Cresci ouvindo dos meus pais, Irineu e Susete, quando elogiavam alguém as palavras talento e dom. Eles diziam: – Olhe como Vilhermano é talentoso! Minha mãe completava: É um dom que ele traz desde bebê. Minha bisavó, Noemi Brandão por sua vez, sempre me falava o seguinte: – Olhe, meu neto, as pessoas têm dons e você sempre ande com os talentosos.

Sempre achei que as palavras dom e talento tinham o mesmo significado. Na vida fui aprendendo a diferenciar e lá descobrir que as duas se completam. Dom vem do latim donus, que significa dádiva, presente. E o talento se distingue-se por ser justamente uma habilidade que pode ser desenvolvida ou aperfeiçoada. E essa aptidão pode ser o que você procura.

 

Aprendo que, nesse sentido, em determinada atividade somente depende de você. Já diz o ditado que “todo talento é 1% inspiração e 99% transpiração”.

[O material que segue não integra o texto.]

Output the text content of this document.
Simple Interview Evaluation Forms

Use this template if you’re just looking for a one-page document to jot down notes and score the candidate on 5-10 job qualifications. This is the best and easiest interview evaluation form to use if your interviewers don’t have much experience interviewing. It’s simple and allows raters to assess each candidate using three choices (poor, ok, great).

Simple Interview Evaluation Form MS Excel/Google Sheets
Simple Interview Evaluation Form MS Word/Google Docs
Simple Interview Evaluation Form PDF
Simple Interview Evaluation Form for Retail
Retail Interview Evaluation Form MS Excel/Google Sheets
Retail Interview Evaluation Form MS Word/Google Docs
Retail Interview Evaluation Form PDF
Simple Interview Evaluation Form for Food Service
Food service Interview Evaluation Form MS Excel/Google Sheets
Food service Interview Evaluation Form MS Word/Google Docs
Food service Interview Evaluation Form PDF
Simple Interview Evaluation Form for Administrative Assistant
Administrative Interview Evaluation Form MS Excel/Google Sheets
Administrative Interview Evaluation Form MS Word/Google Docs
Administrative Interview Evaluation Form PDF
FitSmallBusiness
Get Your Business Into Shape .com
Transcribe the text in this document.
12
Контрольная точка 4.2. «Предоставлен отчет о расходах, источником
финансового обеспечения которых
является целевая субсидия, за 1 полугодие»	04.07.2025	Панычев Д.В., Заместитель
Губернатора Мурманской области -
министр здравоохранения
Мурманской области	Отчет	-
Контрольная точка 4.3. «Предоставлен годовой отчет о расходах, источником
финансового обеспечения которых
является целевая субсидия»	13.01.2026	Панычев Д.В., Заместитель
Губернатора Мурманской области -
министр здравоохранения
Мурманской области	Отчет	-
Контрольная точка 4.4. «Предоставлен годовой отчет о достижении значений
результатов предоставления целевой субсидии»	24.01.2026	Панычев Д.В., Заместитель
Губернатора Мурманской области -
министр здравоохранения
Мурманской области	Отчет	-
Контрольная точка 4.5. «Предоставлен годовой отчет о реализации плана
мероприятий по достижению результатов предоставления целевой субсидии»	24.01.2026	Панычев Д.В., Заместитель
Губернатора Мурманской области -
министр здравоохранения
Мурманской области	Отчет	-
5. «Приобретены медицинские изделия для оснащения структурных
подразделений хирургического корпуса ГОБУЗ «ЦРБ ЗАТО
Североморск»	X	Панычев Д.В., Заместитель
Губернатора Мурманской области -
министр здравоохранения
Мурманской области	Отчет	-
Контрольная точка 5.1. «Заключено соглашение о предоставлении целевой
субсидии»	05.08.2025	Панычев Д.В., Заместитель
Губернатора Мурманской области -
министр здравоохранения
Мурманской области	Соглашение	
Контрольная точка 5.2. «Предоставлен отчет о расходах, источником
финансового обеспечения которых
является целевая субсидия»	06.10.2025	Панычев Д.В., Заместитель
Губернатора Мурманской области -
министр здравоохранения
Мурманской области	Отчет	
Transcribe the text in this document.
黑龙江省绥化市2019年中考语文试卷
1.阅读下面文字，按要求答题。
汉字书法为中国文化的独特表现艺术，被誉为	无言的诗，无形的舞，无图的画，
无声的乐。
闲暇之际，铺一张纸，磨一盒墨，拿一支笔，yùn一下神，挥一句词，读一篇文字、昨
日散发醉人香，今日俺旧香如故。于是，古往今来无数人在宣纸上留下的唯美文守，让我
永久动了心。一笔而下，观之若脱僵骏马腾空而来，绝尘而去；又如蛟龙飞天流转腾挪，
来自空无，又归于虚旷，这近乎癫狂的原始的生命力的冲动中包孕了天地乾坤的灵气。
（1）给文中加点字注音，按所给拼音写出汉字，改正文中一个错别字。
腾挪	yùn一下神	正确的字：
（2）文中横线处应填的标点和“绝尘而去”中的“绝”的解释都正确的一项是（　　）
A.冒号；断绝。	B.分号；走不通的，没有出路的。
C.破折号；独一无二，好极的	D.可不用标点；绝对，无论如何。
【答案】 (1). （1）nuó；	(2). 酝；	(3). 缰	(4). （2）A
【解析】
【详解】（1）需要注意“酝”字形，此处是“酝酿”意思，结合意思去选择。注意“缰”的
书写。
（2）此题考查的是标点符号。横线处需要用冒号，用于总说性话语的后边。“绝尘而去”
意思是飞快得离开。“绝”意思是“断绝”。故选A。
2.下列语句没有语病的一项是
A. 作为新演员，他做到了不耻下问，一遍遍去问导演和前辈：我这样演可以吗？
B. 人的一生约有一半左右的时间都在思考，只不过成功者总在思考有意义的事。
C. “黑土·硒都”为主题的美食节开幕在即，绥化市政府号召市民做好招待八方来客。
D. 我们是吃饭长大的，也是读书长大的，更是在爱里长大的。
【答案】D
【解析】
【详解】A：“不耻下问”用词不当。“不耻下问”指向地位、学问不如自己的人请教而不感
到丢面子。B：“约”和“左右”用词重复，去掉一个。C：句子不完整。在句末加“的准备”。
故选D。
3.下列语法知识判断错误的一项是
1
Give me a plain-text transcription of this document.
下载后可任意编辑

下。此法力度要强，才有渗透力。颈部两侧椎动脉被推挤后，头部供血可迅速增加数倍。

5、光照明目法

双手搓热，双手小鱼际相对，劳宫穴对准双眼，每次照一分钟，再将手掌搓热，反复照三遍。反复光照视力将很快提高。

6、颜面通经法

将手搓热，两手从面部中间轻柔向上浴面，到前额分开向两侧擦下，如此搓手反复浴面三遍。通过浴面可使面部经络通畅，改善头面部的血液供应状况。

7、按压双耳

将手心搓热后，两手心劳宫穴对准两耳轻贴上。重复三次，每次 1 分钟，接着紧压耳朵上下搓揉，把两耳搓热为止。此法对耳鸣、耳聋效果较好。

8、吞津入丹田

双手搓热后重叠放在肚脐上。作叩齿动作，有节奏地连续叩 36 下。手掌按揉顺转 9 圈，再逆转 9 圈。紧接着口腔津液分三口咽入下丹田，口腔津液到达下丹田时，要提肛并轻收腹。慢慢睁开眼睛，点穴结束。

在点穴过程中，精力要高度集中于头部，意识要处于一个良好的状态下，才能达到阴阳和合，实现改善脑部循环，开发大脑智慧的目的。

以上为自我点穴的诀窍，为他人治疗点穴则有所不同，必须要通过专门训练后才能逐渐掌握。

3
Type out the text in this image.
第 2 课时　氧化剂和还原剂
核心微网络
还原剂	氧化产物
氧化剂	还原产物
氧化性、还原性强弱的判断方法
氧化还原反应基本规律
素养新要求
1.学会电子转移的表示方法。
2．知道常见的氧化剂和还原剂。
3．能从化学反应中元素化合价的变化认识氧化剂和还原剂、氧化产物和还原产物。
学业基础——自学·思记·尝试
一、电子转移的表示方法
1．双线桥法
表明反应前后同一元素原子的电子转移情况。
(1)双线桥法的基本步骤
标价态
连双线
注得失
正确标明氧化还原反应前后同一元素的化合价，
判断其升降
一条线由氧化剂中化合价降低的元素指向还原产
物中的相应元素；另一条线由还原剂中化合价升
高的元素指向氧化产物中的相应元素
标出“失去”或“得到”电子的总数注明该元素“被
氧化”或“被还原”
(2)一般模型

Na minha infância convivi com muita gente com dons, talentos e que se destacavam em todas as áreas. Meu pai era um desses talentosos vendedores de ideias, produtos e sonhos. Minha mãe tinha um dom sem igual de cuidar de todos nós, alimentando no dia-a-dia de felicidade, a paz e a esperança de todos, sempre com muita música, histórias e exemplos. Já meu avô materno José Alves, o Dedê Sombrinha era um talentoso contador de história, casos, causos e um importante barbeiro de Estância. Minha avó Marrocas, tinha o dom dos temperos e sua maniçoba era reconhecida em toda região. Minha avó paterna, América, tinha vários dons artísticos, tocava piano, cantava muito bem, além da facilidade em aprender novas línguas. Mais nunca se importou em ser talentosa. Mas vivia elogiando apaixonadamente o dom e o talento do irmão José Calazans Brandão da Silva, um dos maiores historiadores do país. Meu avô, José Domingues, tinha talento para as leis, contudo adorava estar em volta dos mais talentosos boêmios da cidade, como Carnera, Carvalhal, João Pires Argollo, João Mello, João Rodrigues, General Graciliano, Orlando Dantas, Massêpa, Maria Olívia entre outros grandes nomes da arte e da política.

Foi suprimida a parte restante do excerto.